And the Importance of Being Heard
Do you have that rare person in your life who really knows how to listen? No? Well, here’s what it looks like.
“How are you,” they ask, then they wait to hear your reply, instead waiting for you to shut up so they can talk about themselves.
“Oh, I’m not gonna lie. I had a tough week,” you respond. Then, they actually ask you if you want to talk about it, instead of telling you that they also had a tough week.
“Somebody at work stole money from the expense account and a co-worker accused me,” you continue. Then, they actually say that they’re sorry that happened to you, instead of digging up a similar story from their past.
I have friends that are good at listening and friends, who after years of knowing me, couldn’t tell you a single thing I’m interested in, or a struggle that I’m going through at any particular time. When I die, and they find my journals, artwork, and the books I collected, it will be as if they didn’t know me at all. In their rush to be heard and known, they failed to listen. It’s a common relationship failure, one I’m sure I’ve also committed.
Isn’t that really the painful part? Not being known? For what is love if we aren’t first known, then accepted?
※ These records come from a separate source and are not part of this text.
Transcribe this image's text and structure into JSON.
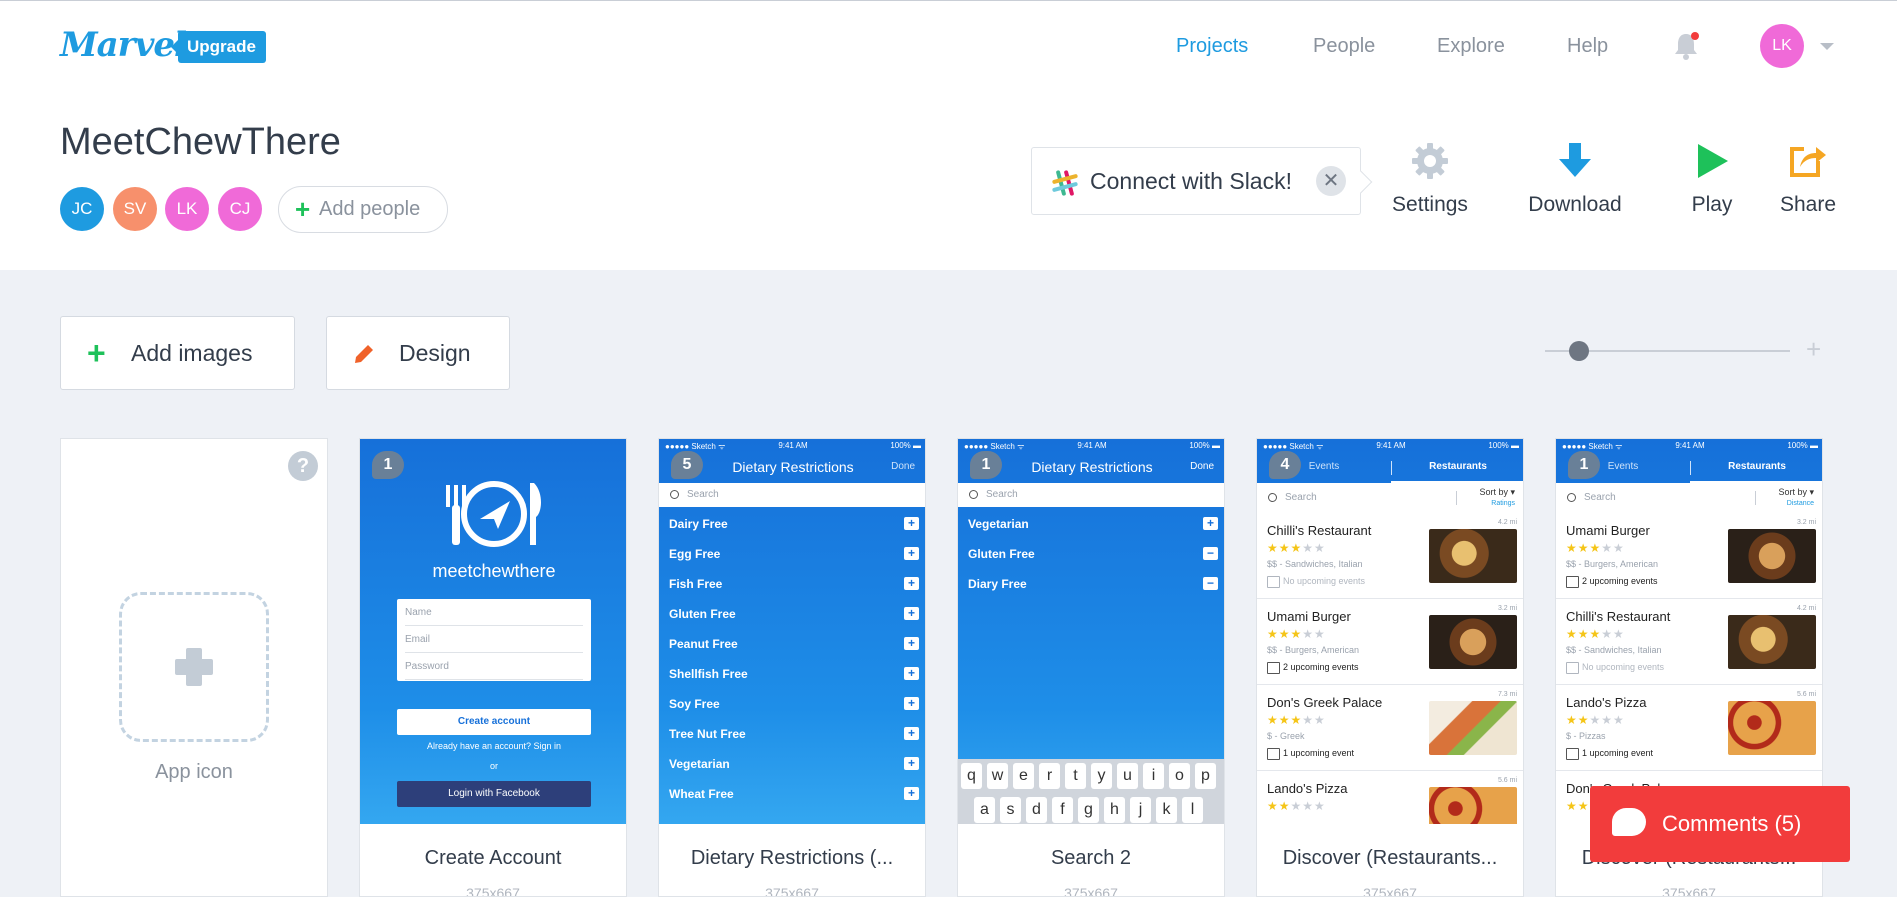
{
  "brand": {
    "logo": "Marvel",
    "upgrade": "Upgrade"
  },
  "nav": [
    "Projects",
    "People",
    "Explore",
    "Help"
  ],
  "user": {
    "initials": "LK"
  },
  "project": {
    "title": "MeetChewThere",
    "members": [
      {
        "initials": "JC",
        "color": "#1e9be0"
      },
      {
        "initials": "SV",
        "color": "#f7906c"
      },
      {
        "initials": "LK",
        "color": "#f06ad8"
      },
      {
        "initials": "CJ",
        "color": "#f06ad8"
      }
    ],
    "add_people": "Add people"
  },
  "slack": {
    "label": "Connect with Slack!"
  },
  "actions": {
    "settings": "Settings",
    "download": "Download",
    "play": "Play",
    "share": "Share"
  },
  "toolbar": {
    "add_images": "Add images",
    "design": "Design"
  },
  "app_icon": {
    "label": "App icon",
    "help": "?"
  },
  "cards": [
    {
      "name": "Create Account",
      "size": "375x667",
      "comments": "1"
    },
    {
      "name": "Dietary Restrictions (...",
      "size": "375x667",
      "comments": "5"
    },
    {
      "name": "Search 2",
      "size": "375x667",
      "comments": "1"
    },
    {
      "name": "Discover (Restaurants...",
      "size": "375x667",
      "comments": "4"
    },
    {
      "name": "Discover (Restaurants...",
      "size": "375x667",
      "comments": "1"
    }
  ],
  "status_bar": {
    "carrier": "●●●●● Sketch ᯤ",
    "time": "9:41 AM",
    "battery": "100% ▬"
  },
  "create_account": {
    "brand": "meetchewthere",
    "fields": [
      "Name",
      "Email",
      "Password"
    ],
    "button": "Create account",
    "signin": "Already have an account? Sign in",
    "or": "or",
    "facebook": "Login with Facebook"
  },
  "dietary": {
    "title": "Dietary Restrictions",
    "done": "Done",
    "search": "Search",
    "items": [
      "Dairy Free",
      "Egg Free",
      "Fish Free",
      "Gluten Free",
      "Peanut Free",
      "Shellfish Free",
      "Soy Free",
      "Tree Nut Free",
      "Vegetarian",
      "Wheat Free"
    ]
  },
  "search2": {
    "title": "Dietary Restrictions",
    "done": "Done",
    "search": "Search",
    "items": [
      {
        "label": "Vegetarian",
        "sign": "+"
      },
      {
        "label": "Gluten Free",
        "sign": "−"
      },
      {
        "label": "Diary Free",
        "sign": "−"
      }
    ],
    "keys_row1": [
      "q",
      "w",
      "e",
      "r",
      "t",
      "y",
      "u",
      "i",
      "o",
      "p"
    ],
    "keys_row2": [
      "a",
      "s",
      "d",
      "f",
      "g",
      "h",
      "j",
      "k",
      "l"
    ]
  },
  "discover1": {
    "tab_events": "Events",
    "tab_restaurants": "Restaurants",
    "search": "Search",
    "sort": "Sort by",
    "sort_value": "Ratings",
    "items": [
      {
        "name": "Chilli's Restaurant",
        "stars": 3,
        "cuisine": "$$ - Sandwiches, Italian",
        "events": "No upcoming events",
        "dist": "4.2 mi"
      },
      {
        "name": "Umami Burger",
        "stars": 3,
        "cuisine": "$$ - Burgers, American",
        "events": "2 upcoming events",
        "dist": "3.2 mi"
      },
      {
        "name": "Don's Greek Palace",
        "stars": 3,
        "cuisine": "$ - Greek",
        "events": "1 upcoming event",
        "dist": "7.3 mi"
      },
      {
        "name": "Lando's Pizza",
        "stars": 2,
        "cuisine": "",
        "events": "",
        "dist": "5.6 mi"
      }
    ]
  },
  "discover2": {
    "tab_events": "Events",
    "tab_restaurants": "Restaurants",
    "search": "Search",
    "sort": "Sort by",
    "sort_value": "Distance",
    "items": [
      {
        "name": "Umami Burger",
        "stars": 3,
        "cuisine": "$$ - Burgers, American",
        "events": "2 upcoming events",
        "dist": "3.2 mi"
      },
      {
        "name": "Chilli's Restaurant",
        "stars": 3,
        "cuisine": "$$ - Sandwiches, Italian",
        "events": "No upcoming events",
        "dist": "4.2 mi"
      },
      {
        "name": "Lando's Pizza",
        "stars": 2,
        "cuisine": "$ - Pizzas",
        "events": "1 upcoming event",
        "dist": "5.6 mi"
      },
      {
        "name": "Don's Greek Palace",
        "stars": 2,
        "cuisine": "",
        "events": "",
        "dist": ""
      }
    ]
  },
  "comments": {
    "label": "Comments (5)"
  },
  "colors": {
    "accent": "#1e9be0",
    "comments": "#f23c3c",
    "green": "#1ec15a",
    "orange": "#f0622a",
    "gear": "#c3ccd6"
  }
}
And how do we show love if we don’t listen to others? Love involves sacrifice and it is a sacrifice to put our need on hold while we listen.
I think we are desperate for listeners in our lives. If you have one, treat them like gold. Better yet, return the favor and listen to them, too. In a balanced universe, both people understand that it’s good to take turns….take turns knowing and listening and accepting. It’s like a Kindergarten refresher course.